Se incorporó de nuevo, me sujetó las caderas con las dos manos y empezó a moverse despacio. Salía casi del todo y volvía a entrar con un poco más de firmeza. Salía y entraba. Cada embestida iba apagando el miedo y encendiendo otra cosa. En uno de esos movimientos algo estalló dentro de mí, un placer hondo y desconocido que me recorrió entero. Me estaba corriendo sin que nadie me hubiera tocado, temblando contra las sábanas, sorprendido y entregado a la vez.
Yamila lo notó y soltó una carcajada grave de puro gozo.
—Ay, pero mírate. Si te has corrido tú solito, sin manos. —Me apretó más fuerte las caderas—. Eso es que naciste para esto, cariño.
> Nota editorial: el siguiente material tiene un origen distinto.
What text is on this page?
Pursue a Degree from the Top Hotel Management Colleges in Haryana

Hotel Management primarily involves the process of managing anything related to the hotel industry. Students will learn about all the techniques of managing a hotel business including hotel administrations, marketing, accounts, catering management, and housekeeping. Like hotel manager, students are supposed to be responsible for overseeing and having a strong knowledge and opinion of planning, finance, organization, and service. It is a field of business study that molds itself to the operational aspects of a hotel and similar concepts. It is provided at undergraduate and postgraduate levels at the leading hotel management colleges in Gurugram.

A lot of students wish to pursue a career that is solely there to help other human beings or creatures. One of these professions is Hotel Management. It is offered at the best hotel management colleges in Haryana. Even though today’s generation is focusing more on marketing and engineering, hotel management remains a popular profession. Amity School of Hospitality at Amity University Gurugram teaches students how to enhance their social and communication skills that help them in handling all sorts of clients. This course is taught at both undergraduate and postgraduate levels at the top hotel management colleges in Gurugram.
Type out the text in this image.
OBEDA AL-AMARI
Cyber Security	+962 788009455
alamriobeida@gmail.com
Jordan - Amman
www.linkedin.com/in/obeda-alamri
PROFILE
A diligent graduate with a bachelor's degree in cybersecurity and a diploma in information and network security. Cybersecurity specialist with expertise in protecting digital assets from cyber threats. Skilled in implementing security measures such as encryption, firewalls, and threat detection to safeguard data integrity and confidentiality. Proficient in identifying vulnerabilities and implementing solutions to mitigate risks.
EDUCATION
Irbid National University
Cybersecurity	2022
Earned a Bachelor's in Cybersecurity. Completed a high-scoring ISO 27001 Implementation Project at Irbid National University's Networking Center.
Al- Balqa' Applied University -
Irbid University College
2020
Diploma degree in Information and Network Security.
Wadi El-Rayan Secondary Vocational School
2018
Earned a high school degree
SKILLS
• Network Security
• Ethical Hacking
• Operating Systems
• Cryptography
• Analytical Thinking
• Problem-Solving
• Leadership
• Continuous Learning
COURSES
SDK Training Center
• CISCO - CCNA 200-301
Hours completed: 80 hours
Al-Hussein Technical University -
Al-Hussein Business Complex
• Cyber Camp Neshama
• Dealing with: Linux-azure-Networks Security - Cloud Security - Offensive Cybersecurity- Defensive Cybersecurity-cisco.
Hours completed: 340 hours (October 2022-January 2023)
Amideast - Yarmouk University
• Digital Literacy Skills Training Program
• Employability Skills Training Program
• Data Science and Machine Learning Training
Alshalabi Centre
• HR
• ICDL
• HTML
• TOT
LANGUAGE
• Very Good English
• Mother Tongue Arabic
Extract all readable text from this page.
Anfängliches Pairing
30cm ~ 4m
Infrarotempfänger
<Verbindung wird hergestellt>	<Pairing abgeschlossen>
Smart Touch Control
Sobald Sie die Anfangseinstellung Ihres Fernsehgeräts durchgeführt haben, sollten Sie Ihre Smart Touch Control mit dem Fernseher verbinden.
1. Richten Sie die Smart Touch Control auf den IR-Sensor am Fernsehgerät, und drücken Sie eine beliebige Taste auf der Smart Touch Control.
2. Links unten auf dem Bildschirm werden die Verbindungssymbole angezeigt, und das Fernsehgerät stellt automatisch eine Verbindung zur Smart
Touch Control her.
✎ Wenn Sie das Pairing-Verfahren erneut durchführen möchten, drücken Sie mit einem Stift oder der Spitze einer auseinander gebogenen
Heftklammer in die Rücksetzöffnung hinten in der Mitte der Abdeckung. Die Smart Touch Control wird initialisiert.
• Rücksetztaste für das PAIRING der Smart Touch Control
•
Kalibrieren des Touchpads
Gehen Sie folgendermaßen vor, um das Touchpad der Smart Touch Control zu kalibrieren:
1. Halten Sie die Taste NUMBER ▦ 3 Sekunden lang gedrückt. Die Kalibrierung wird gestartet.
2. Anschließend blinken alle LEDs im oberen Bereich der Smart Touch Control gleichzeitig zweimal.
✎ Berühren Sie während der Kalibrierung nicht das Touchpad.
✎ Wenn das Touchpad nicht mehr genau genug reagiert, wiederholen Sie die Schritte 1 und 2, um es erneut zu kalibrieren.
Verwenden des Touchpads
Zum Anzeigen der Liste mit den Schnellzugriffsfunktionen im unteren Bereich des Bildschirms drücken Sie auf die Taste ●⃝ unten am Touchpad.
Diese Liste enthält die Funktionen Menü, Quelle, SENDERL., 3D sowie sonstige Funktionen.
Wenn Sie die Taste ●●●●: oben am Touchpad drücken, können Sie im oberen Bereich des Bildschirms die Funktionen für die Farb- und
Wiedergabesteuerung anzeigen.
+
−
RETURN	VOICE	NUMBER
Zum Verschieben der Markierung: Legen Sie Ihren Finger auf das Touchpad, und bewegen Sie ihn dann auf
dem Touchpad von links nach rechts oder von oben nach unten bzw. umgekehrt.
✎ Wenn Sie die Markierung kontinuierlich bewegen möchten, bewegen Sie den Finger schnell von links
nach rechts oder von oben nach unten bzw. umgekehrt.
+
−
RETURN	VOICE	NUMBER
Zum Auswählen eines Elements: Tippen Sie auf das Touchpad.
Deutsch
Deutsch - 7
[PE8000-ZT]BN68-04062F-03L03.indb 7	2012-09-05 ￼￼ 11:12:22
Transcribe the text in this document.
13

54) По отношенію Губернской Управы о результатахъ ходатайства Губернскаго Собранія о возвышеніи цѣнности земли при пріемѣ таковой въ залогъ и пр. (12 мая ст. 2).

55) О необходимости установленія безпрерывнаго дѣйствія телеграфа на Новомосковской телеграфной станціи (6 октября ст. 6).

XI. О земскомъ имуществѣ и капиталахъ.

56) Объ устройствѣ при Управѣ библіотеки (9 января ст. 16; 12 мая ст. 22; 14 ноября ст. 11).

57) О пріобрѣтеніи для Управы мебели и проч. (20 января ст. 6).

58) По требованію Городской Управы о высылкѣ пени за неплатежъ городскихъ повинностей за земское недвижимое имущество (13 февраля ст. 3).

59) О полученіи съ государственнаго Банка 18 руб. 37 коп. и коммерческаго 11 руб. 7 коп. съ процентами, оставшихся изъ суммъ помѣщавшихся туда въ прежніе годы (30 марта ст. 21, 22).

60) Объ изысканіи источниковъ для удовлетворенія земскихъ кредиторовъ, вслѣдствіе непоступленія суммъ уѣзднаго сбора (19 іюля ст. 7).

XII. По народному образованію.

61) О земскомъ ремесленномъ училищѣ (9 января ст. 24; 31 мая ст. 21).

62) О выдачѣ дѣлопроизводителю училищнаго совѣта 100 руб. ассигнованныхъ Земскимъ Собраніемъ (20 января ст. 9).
Aceleró. Su respiración se volvió un jadeo entrecortado, los dedos se me clavaban en la piel, y de un empujón hondo se quedó muy quieta, vibrando dentro de mí. La sentí estremecerse, la oí gemir contra mi hombro, y un calor nuevo me inundó por dentro.
***
Se dejó caer sobre mi espalda y nos quedamos así un rato largo, los dos sin aire, pegados por el sudor. Después salió de mí despacio, con cuidado, y se tumbó a mi lado.
—¿Ves cómo no era para tanto? —dijo, acariciándome el pelo—. Lo hiciste muy bien para ser tu primera vez.
Yo estaba aturdido, mareado, sin saber muy bien si lo que sentía era arrepentimiento o una felicidad rara y temblorosa. Le pregunté si podía quedarme un momento, recuperarme, asearme.
—No, mi amor —contestó, ya levantándose y recogiendo la falda del suelo—. Tengo a otro chico esperando, tan nervioso como llegaste tú. Pero vuelve cuando quieras. Ahora ya sabes el camino.
Me vestí en silencio, con el cuerpo todavía vibrando, y bajé las escaleras agarrado a la barandilla, igual que las había subido pero siendo ya otra persona. La calle estrecha de Sevilla estaba vacía y oscura. Caminé sin rumbo un buen rato, desorientado, con el recuerdo de aquel olor pegado a la piel y la certeza incómoda de que, por mucho que tardara, algún día volvería a marcar un número como aquel.